Naga Banda (suzannita.wordpress.com) |
Pada beberapa waktu yang lalu, masyarakat Ubud dan
sekitarnya kembali disuguhi sebuah pentas ritual akbar pelebon di Puri Ubud. Seperti biasanya, pelebon bangsawan Ubud ini
selalu berlangsung megah, mewah dan meriah. Kemegahan dan kemewahan ditunjukkan
dengan penggunaan bade (menara pengusung jenazah) yang menjulang serta boneka
raksasa berbentuk naga yang disebut naga banda. Prosesi yang biasa menarik
perhatian orang tak hanya arakan pengusung bade, tetapi juga prosesi memanah
naga banda yang dilakukan pendeta. Mengapa pelebon
bangsawan Bali menggunakan naga banda?
Naga banda dalam pelebon
merupakan tradisi yang lahir pada zaman Gelgel, sekitar abad ke-15. Sejarah
lahirnya tradisi penggunaan naga banda
ini pun tergolong unik.
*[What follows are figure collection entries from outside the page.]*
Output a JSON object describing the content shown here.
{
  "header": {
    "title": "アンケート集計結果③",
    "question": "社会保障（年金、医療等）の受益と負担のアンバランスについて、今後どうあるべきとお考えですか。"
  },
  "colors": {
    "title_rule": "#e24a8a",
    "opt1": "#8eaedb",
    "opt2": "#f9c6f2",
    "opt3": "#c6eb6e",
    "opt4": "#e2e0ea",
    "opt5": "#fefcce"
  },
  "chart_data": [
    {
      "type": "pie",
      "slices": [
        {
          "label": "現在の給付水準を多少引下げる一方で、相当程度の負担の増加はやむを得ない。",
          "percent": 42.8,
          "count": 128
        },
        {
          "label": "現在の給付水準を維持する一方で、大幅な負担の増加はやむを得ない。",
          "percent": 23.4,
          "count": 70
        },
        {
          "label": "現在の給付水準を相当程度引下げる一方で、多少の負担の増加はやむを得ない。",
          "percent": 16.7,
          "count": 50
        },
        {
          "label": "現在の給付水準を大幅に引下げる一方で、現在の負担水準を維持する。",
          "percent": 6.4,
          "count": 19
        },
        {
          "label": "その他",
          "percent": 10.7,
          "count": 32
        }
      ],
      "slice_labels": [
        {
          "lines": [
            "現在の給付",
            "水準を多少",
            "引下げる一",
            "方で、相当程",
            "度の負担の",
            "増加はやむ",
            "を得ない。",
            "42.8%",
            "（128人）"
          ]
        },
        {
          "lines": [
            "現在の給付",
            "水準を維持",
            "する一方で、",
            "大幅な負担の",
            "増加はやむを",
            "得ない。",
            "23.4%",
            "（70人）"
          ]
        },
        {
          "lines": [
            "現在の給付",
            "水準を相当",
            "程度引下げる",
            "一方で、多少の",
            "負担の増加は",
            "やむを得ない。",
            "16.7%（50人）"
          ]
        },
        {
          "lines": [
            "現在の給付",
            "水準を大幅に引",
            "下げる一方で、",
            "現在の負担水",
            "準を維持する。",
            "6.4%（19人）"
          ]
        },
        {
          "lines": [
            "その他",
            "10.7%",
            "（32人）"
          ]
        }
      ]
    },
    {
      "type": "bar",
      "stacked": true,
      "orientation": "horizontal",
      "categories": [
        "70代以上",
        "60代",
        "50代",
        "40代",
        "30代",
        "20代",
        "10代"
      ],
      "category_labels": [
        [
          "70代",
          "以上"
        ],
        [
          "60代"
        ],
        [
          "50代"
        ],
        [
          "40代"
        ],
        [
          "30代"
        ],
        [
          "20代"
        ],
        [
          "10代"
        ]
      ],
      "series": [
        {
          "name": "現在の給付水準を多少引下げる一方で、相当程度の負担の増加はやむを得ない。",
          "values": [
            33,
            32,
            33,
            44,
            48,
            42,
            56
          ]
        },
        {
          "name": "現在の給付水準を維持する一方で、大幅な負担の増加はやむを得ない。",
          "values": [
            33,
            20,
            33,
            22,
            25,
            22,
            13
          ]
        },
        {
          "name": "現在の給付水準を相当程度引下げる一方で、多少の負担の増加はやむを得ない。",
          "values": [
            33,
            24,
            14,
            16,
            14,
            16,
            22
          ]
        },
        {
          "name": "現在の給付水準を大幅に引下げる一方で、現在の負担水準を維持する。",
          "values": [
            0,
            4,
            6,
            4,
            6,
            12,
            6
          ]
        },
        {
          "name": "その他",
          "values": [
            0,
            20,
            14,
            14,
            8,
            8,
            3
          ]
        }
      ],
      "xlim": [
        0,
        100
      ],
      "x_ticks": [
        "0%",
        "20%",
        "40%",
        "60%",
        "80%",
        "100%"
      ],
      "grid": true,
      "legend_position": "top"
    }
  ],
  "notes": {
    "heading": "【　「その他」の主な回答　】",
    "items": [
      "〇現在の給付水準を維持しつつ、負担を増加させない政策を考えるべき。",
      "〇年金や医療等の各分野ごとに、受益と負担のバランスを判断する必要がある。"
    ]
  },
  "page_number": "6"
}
Seperti kerap disebut dalam sumber-sumber babad, penggunaan Naga Banda itu bermula dari kisah Raja Gelgel sekitar abad ke-15,
Dhalem Waturenggong yang menguji Dang Hyang Astapaka.
Dang Hyang Astapaka merupakan putra Dang Hyang
Angsoka, kemenakan Dang Hyang Nirartha (Dang Hyang Dwijendra). Pendeta ini
sangat dikenal di Jawa dan disebut-sebut bisa mengetahui apa yang akan terjadi
di kemudian hari atau bisa melihat sesuatu yang tidak tampak oleh orang awam.
Orang Bali menyebut kemampuan itu sebagai dura
darsana atau betel tingal.
Dhalem Waturenggong mendengar kabar tersebut. Sang
Raja pun mengundang Dang Hyang Astapaka untuk datang ke Bali. Kebetulan saat
itu Dhalem Waturenggong tengah melangsungkan upacara maligya (upacara penyucian roh).
Dang Hyang Astapaka mau datang ke Bali. Selain
memenuhi undangan Dhalem Waturenggong juga untuk menjenguk pamannya, Dang Hyang
Dwijendra yang sudah lama di Bali.
Dhalem Waturenggong penasaran dengan cerita soal
kemampuan Dang Hyang Astapaka mengetahui apa yang akan terjadi. Dhalem
Waturenggong pun menguji kesaktian Dang Hyang Astapaka. Sang Raja memerintahkan
pembantunya untuk membuat sumur yang diberi penutup. Sebelum Dang Hyang
Astapaka tiba, Raja memerintahkan agar ke dalam sumur itu dilemparkan seekor
angsa dan sumur itu ditutup. Bila angsa itu bersuara, maka akibat gema pantulan
dinding lubang, suaranya terdengar dahsyat dan jauh sekali berbeda dengan suara
aslinya. Terlebih lagi bila didengar dari jarak agak jauh.
Tatkala Dang Hyang Astapaka tiba dan duduk di
hadapan Raja, terdengar suara gemuruh dari dalam sumur tersebut. Dhalem
Waturenggong pun bertanya kepada Dang Hyang Astapaka, apa gerangan suara
gemuruh yang keluar dari sumur tersebut.
Naga Banda (www.flickr.com) |
Dang Hyang Astapaka menjawab, “Itu suara naga,
Baginda.” Mendengar jawaban Dang Hyang Astapaka, raja dan semua yang hadir di
tempat itu pun tertawa karena yakin bahwa angsalah yang dimasukkan ke dalam
sumur. Sebaliknya Dang Hyang Astapaka bersikukuh bahwa itu adalah suara naga.
Untuk meyakinkan Dang Hyang Astapaka, Dhalem
Waturenggong memerintahkan untuk membuka penutup sumur. Baru dibuka, ternyata
yang keluar adalah seekor naga. Naga tersebut kemudian menghampiri Dang Hyang
Astapaka dan melingkat di atas pangkuannya.
Dhalem Waturenggong dan semua yang hadir sontak
terperanjat dan ketakutan. Raja pun menanyakan apa makna semua itu. Dang Hyang
astapaka lalu menjelaskan bahwa naga itu adalah naga banda yang akan menjadi
kendaraan Raja menuju alam baka.
Saat Dhalem Waturenggong wafat, dibuatkanlah naga
banda yang mengiringi jenazah sang Raja menuju alam sunya. Sejak saat itulah,
upacara pelebon Raja Gelgel dan keturunannya menggunakan naga banda. Selain
Raja, Pedanda Budha juga “berhak” menggunakan Naga Banda. Keluarga bangsawan yang
mendapat anugerah dari Raja Gelgel pun diberi “hak” menggunakan Naga Banda.